緑内障治療ガイドラインのなかで、緑内障治療の原則が掲示されています。
「治療の目的は患者の視覚の質(QOV)と生活の質(QOL)の維持」であり、このための「最も確実な治療法は眼圧下降」であり、眼圧下降させる方法を「薬物、レーザー、手術から選択」するとされています。

緑内障薬物治療の原則は、「必要最小限の薬剤で、最大の効果を出す」ことです。
薬物の種類は多くあり、その中で目標とする眼圧を達成するために最も効果的な薬物の組み合わせを考えるのが重要です。処方する薬剤がどんどん増えて「雪だるま処方」になると、患者にとって「やさしくない」治療になってしまいます。
患者に「やさしい」治療を目指すには、単剤から切替、さらに2剤併用、などできるだけ処方数を増やさない工夫が必要です。また、「緑内障配合点眼薬」を用いることで、多剤併用時の点眼薬の数を減らし、主剤や防腐剤による影響を小さくすることが出来ます。

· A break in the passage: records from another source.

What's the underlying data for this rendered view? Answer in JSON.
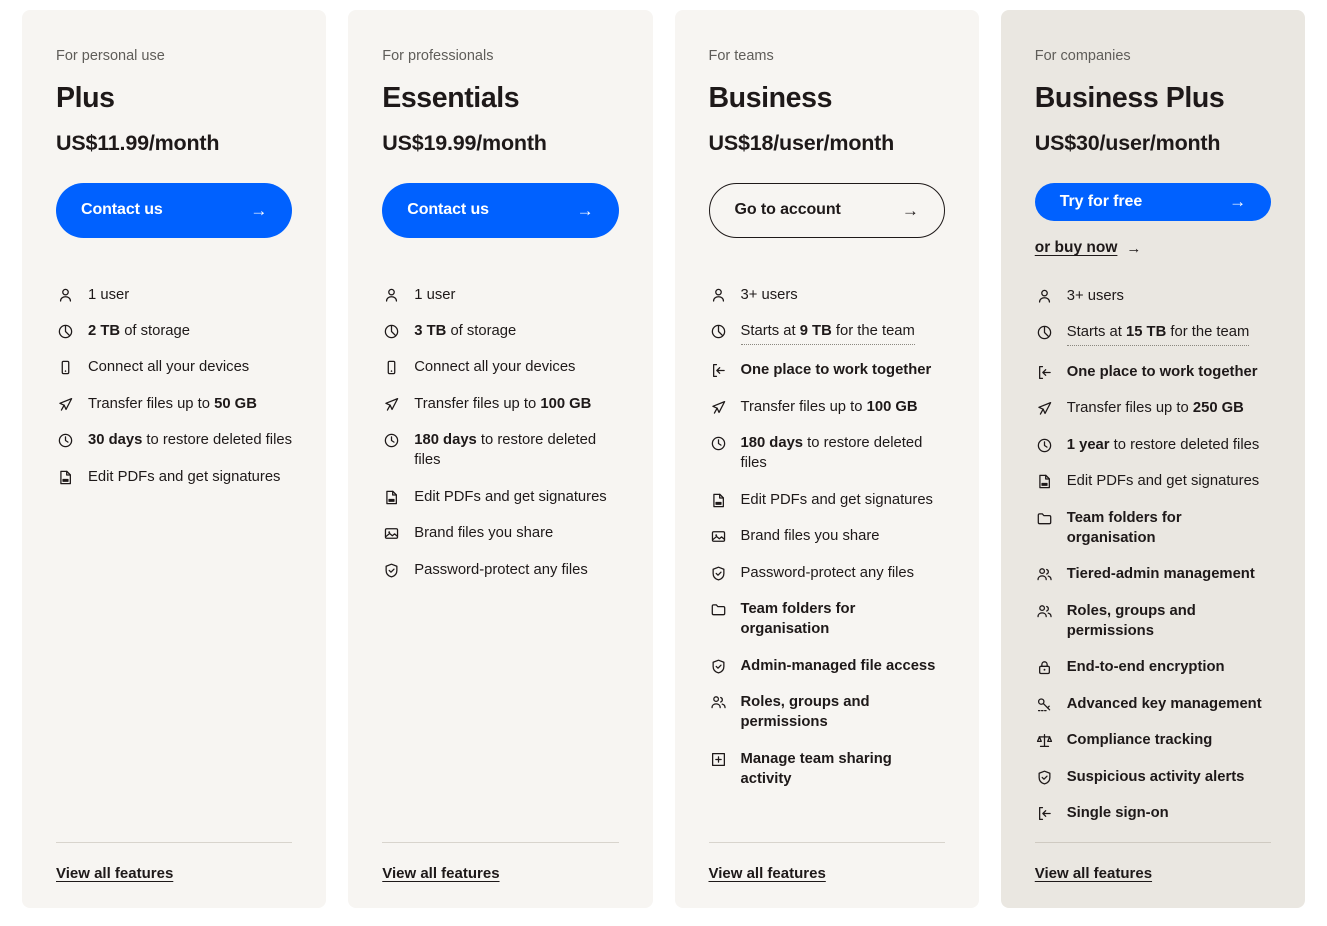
{
  "plans": [
    {
      "eyebrow": "For personal use",
      "name": "Plus",
      "price": "US$11.99/month",
      "cta_label": "Contact us",
      "cta_style": "primary",
      "secondary_link": null,
      "view_all_label": "View all features",
      "features": [
        {
          "icon": "user-icon",
          "pre": "",
          "bold": "",
          "post": "1 user",
          "all_bold": false,
          "tooltip": false
        },
        {
          "icon": "storage-pie-icon",
          "pre": "",
          "bold": "2 TB",
          "post": " of storage",
          "all_bold": false,
          "tooltip": false
        },
        {
          "icon": "device-icon",
          "pre": "",
          "bold": "",
          "post": "Connect all your devices",
          "all_bold": false,
          "tooltip": false
        },
        {
          "icon": "paper-plane-icon",
          "pre": "Transfer files up to ",
          "bold": "50 GB",
          "post": "",
          "all_bold": false,
          "tooltip": false
        },
        {
          "icon": "clock-icon",
          "pre": "",
          "bold": "30 days",
          "post": " to restore deleted files",
          "all_bold": false,
          "tooltip": false
        },
        {
          "icon": "pdf-icon",
          "pre": "",
          "bold": "",
          "post": "Edit PDFs and get signatures",
          "all_bold": false,
          "tooltip": false
        }
      ]
    },
    {
      "eyebrow": "For professionals",
      "name": "Essentials",
      "price": "US$19.99/month",
      "cta_label": "Contact us",
      "cta_style": "primary",
      "secondary_link": null,
      "view_all_label": "View all features",
      "features": [
        {
          "icon": "user-icon",
          "pre": "",
          "bold": "",
          "post": "1 user",
          "all_bold": false,
          "tooltip": false
        },
        {
          "icon": "storage-pie-icon",
          "pre": "",
          "bold": "3 TB",
          "post": " of storage",
          "all_bold": false,
          "tooltip": false
        },
        {
          "icon": "device-icon",
          "pre": "",
          "bold": "",
          "post": "Connect all your devices",
          "all_bold": false,
          "tooltip": false
        },
        {
          "icon": "paper-plane-icon",
          "pre": "Transfer files up to ",
          "bold": "100 GB",
          "post": "",
          "all_bold": false,
          "tooltip": false
        },
        {
          "icon": "clock-icon",
          "pre": "",
          "bold": "180 days",
          "post": " to restore deleted files",
          "all_bold": false,
          "tooltip": false
        },
        {
          "icon": "pdf-icon",
          "pre": "",
          "bold": "",
          "post": "Edit PDFs and get signatures",
          "all_bold": false,
          "tooltip": false
        },
        {
          "icon": "brand-image-icon",
          "pre": "",
          "bold": "",
          "post": "Brand files you share",
          "all_bold": false,
          "tooltip": false
        },
        {
          "icon": "shield-check-icon",
          "pre": "",
          "bold": "",
          "post": "Password-protect any files",
          "all_bold": false,
          "tooltip": false
        }
      ]
    },
    {
      "eyebrow": "For teams",
      "name": "Business",
      "price": "US$18/user/month",
      "cta_label": "Go to account",
      "cta_style": "outline",
      "secondary_link": null,
      "view_all_label": "View all features",
      "features": [
        {
          "icon": "user-icon",
          "pre": "",
          "bold": "",
          "post": "3+ users",
          "all_bold": false,
          "tooltip": false
        },
        {
          "icon": "storage-pie-icon",
          "pre": "Starts at ",
          "bold": "9 TB",
          "post": " for the team",
          "all_bold": false,
          "tooltip": true
        },
        {
          "icon": "sign-in-icon",
          "pre": "",
          "bold": "",
          "post": "One place to work together",
          "all_bold": true,
          "tooltip": false
        },
        {
          "icon": "paper-plane-icon",
          "pre": "Transfer files up to ",
          "bold": "100 GB",
          "post": "",
          "all_bold": false,
          "tooltip": false
        },
        {
          "icon": "clock-icon",
          "pre": "",
          "bold": "180 days",
          "post": " to restore deleted files",
          "all_bold": false,
          "tooltip": false
        },
        {
          "icon": "pdf-icon",
          "pre": "",
          "bold": "",
          "post": "Edit PDFs and get signatures",
          "all_bold": false,
          "tooltip": false
        },
        {
          "icon": "brand-image-icon",
          "pre": "",
          "bold": "",
          "post": "Brand files you share",
          "all_bold": false,
          "tooltip": false
        },
        {
          "icon": "shield-check-icon",
          "pre": "",
          "bold": "",
          "post": "Password-protect any files",
          "all_bold": false,
          "tooltip": false
        },
        {
          "icon": "folder-icon",
          "pre": "",
          "bold": "",
          "post": "Team folders for organisation",
          "all_bold": true,
          "tooltip": false
        },
        {
          "icon": "shield-check-icon",
          "pre": "",
          "bold": "",
          "post": "Admin-managed file access",
          "all_bold": true,
          "tooltip": false
        },
        {
          "icon": "users-roles-icon",
          "pre": "",
          "bold": "",
          "post": "Roles, groups and permissions",
          "all_bold": true,
          "tooltip": false
        },
        {
          "icon": "share-activity-icon",
          "pre": "",
          "bold": "",
          "post": "Manage team sharing activity",
          "all_bold": true,
          "tooltip": false
        }
      ]
    },
    {
      "eyebrow": "For companies",
      "name": "Business Plus",
      "price": "US$30/user/month",
      "cta_label": "Try for free",
      "cta_style": "primary",
      "secondary_link": "or buy now",
      "view_all_label": "View all features",
      "features": [
        {
          "icon": "user-icon",
          "pre": "",
          "bold": "",
          "post": "3+ users",
          "all_bold": false,
          "tooltip": false
        },
        {
          "icon": "storage-pie-icon",
          "pre": "Starts at ",
          "bold": "15 TB",
          "post": " for the team",
          "all_bold": false,
          "tooltip": true
        },
        {
          "icon": "sign-in-icon",
          "pre": "",
          "bold": "",
          "post": "One place to work together",
          "all_bold": true,
          "tooltip": false
        },
        {
          "icon": "paper-plane-icon",
          "pre": "Transfer files up to ",
          "bold": "250 GB",
          "post": "",
          "all_bold": false,
          "tooltip": false
        },
        {
          "icon": "clock-icon",
          "pre": "",
          "bold": "1 year",
          "post": " to restore deleted files",
          "all_bold": false,
          "tooltip": false
        },
        {
          "icon": "pdf-icon",
          "pre": "",
          "bold": "",
          "post": "Edit PDFs and get signatures",
          "all_bold": false,
          "tooltip": false
        },
        {
          "icon": "folder-icon",
          "pre": "",
          "bold": "",
          "post": "Team folders for organisation",
          "all_bold": true,
          "tooltip": false
        },
        {
          "icon": "users-roles-icon",
          "pre": "",
          "bold": "",
          "post": "Tiered-admin management",
          "all_bold": true,
          "tooltip": false
        },
        {
          "icon": "users-roles-icon",
          "pre": "",
          "bold": "",
          "post": "Roles, groups and permissions",
          "all_bold": true,
          "tooltip": false
        },
        {
          "icon": "lock-icon",
          "pre": "",
          "bold": "",
          "post": "End-to-end encryption",
          "all_bold": true,
          "tooltip": false
        },
        {
          "icon": "key-icon",
          "pre": "",
          "bold": "",
          "post": "Advanced key management",
          "all_bold": true,
          "tooltip": false
        },
        {
          "icon": "scales-icon",
          "pre": "",
          "bold": "",
          "post": "Compliance tracking",
          "all_bold": true,
          "tooltip": false
        },
        {
          "icon": "shield-check-icon",
          "pre": "",
          "bold": "",
          "post": "Suspicious activity alerts",
          "all_bold": true,
          "tooltip": false
        },
        {
          "icon": "sign-in-icon",
          "pre": "",
          "bold": "",
          "post": "Single sign-on",
          "all_bold": true,
          "tooltip": false
        }
      ]
    }
  ],
  "icons": {
    "arrow_right": "→"
  },
  "colors": {
    "accent_blue": "#0061ff",
    "card_bg": "#f7f5f2",
    "card_bg_highlight": "#eae7e1",
    "text": "#1e1919",
    "muted_text": "#5f5d59"
  }
}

原則として、眼圧コントロールに多剤(3剤以上)の薬剤を要する時は、レーザー治療や観血的手術などの治療法を考慮する必要があります。この時によく用いられる手法が「Selective Laser Trabeculoplasty; SLT(選択的レーザー繊維柱帯形成術)」です。
これは、繊維柱帯細胞を選択的に破壊することによって房水流出抵抗を低下する術式です。
薬物治療よりも先にSLTを施工する「1st line SLT」も実施されており、これを支持する論文報告もあります。

聖マリアンナ医科大学病院では、ほぼ全ての緑内障病型に対して手術治療が対応可能です。緑内障の手術治療では、病型にあった術式を選択することが重要です。
また、重症例では特に術後管理が極めて重要で、入院での細やかなケアが良好な経過を作ります。
聖マリアンナ医科大学病院で緑内障手術の件数を上げているのが、低侵襲緑内障手術(MIGS)です。白内障手術との併用で行っており、目標眼圧が非常に低い症例には適していないと言えます。
ただし、早期・中期の緑内障に対しては良い適応となります。